I have been fortunate in a lot of ways, one of them being the many times I have been privileged to make it down to the school in Arizona’s juniper and red rock country. These week-at-a-time training classes have often been taught by Stock or other fine instructors (including his brother, who just might be more hard-nosed than Ed). I have run pistol training in my lifetime and I am well aware that it can be dangerous. That’s particularly true when the guy running the range is not firmly in control. Control creates an atmosphere that engenders learning and Stock had plenty to teach. As a very active peace officer, he was involved in a number of shooting incidents and always learned from them. He studied defensive shooting in depth and was a big part of the team of rangemasters who Col. Jeff Cooper put together to run Gunsite Academy.

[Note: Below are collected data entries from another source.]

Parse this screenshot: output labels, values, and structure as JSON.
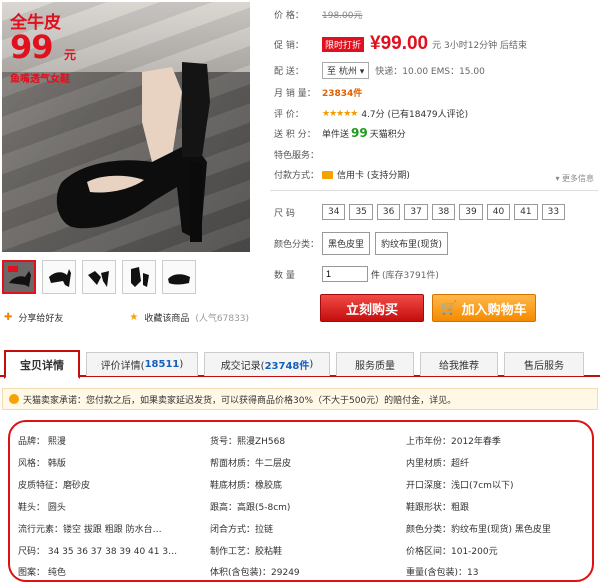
{
  "main_image": {
    "promo_top": "全牛皮",
    "promo_price": "99",
    "promo_unit": "元",
    "promo_sub": "鱼嘴透气女鞋"
  },
  "thumbnails": [
    "thumb-1",
    "thumb-2",
    "thumb-3",
    "thumb-4",
    "thumb-5"
  ],
  "share": {
    "share_label": "分享给好友",
    "fav_label": "收藏该商品",
    "popularity": "(人气67833)"
  },
  "info": {
    "price_label": "价    格：",
    "original_price": "198.00元",
    "promo_label": "促    销：",
    "promo_tag": "限时打折",
    "current_price": "¥99.00",
    "promo_suffix": "元  3小时12分钟  后结束",
    "ship_label": "配    送：",
    "ship_from": "至 杭州",
    "ship_text": "快递：10.00  EMS：15.00",
    "sales_label": "月 销 量：",
    "sales_value": "23834件",
    "rating_label": "评    价：",
    "rating_stars": "★★★★★",
    "rating_text": "4.7分 (已有18479人评论)",
    "points_label": "送 积 分：",
    "points_prefix": "单件送",
    "points_value": "99",
    "points_suffix": "天猫积分",
    "special_label": "特色服务：",
    "payment_label": "付款方式：",
    "payment_value": "信用卡 (支持分期)",
    "more_label": "▾ 更多信息",
    "size_label": "尺    码",
    "sizes": [
      "34",
      "35",
      "36",
      "37",
      "38",
      "39",
      "40",
      "41",
      "33"
    ],
    "color_label": "颜色分类：",
    "colors": [
      "黑色皮里",
      "豹纹布里(现货)"
    ],
    "qty_label": "数    量",
    "qty_value": "1",
    "qty_suffix": "件",
    "stock": "(库存3791件)",
    "buy_button": "立刻购买",
    "cart_button": "加入购物车"
  },
  "tabs": [
    {
      "label": "宝贝详情",
      "count": ""
    },
    {
      "label": "评价详情(",
      "count": "18511",
      "tail": ")"
    },
    {
      "label": "成交记录(",
      "count": "23748件",
      "tail": ")"
    },
    {
      "label": "服务质量",
      "count": ""
    },
    {
      "label": "给我推荐",
      "count": ""
    },
    {
      "label": "售后服务",
      "count": ""
    }
  ],
  "promise": "天猫卖家承诺：您付款之后，如果卖家延迟发货，可以获得商品价格30%（不大于500元）的赔付金，详见。",
  "attributes": [
    [
      "品牌：   熙漫",
      "货号：熙漫ZH568",
      "上市年份：2012年春季"
    ],
    [
      "风格：   韩版",
      "帮面材质：牛二层皮",
      "内里材质：超纤"
    ],
    [
      "皮质特征：磨砂皮",
      "鞋底材质：橡胶底",
      "开口深度：浅口(7cm以下)"
    ],
    [
      "鞋头：   圆头",
      "跟高：高跟(5-8cm)",
      "鞋跟形状：粗跟"
    ],
    [
      "流行元素：镂空 拔跟 粗跟 防水台…",
      "闭合方式：拉链",
      "颜色分类：豹纹布里(现货) 黑色皮里"
    ],
    [
      "尺码：   34 35 36 37 38 39 40 41 3…",
      "制作工艺：胶粘鞋",
      "价格区间：101-200元"
    ],
    [
      "图案：   纯色",
      "体积(含包装)：29249",
      "重量(含包装)：13"
    ]
  ]
}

It would be very nice to talk about Stock’s kinder, gentler side, but he doesn’t seem to have one. He is like the Latin teacher in high school who rarely smiled but taught you a lot of Latin. When vexed by his student’s failure to grasp a particular point, he will resort to sarcasm. He’s particularly critical of aging gunwriters who can’t seem to shoot fast enough to complete an El Presidente drill in the allotted time. Stock once said that he could use a sundial to measure my performance in that classic exercise. It is not surprising that he currently greets me with a sardonic “How ya’ doin’, Sundial?”
I am deeply impressed with the good work done by rangemasters in general. Having gone to other shooting schools, I have come to appreciate the breed. They are an integral component of the self-defense training business. Gunsite, the best known of many schools, celebrated its 40th anniversary in 2016.
Ed Stock was there for 37 of those years. If you were putting off your trip to Gunsite Academy, you waited too long. Ed is no longer there to push you through the training syllabi’s with his unique blend of sarcasm and guidance. But not to worry—he left a whole corps of great rangemasters who will teach you all about using your fightin’ iron.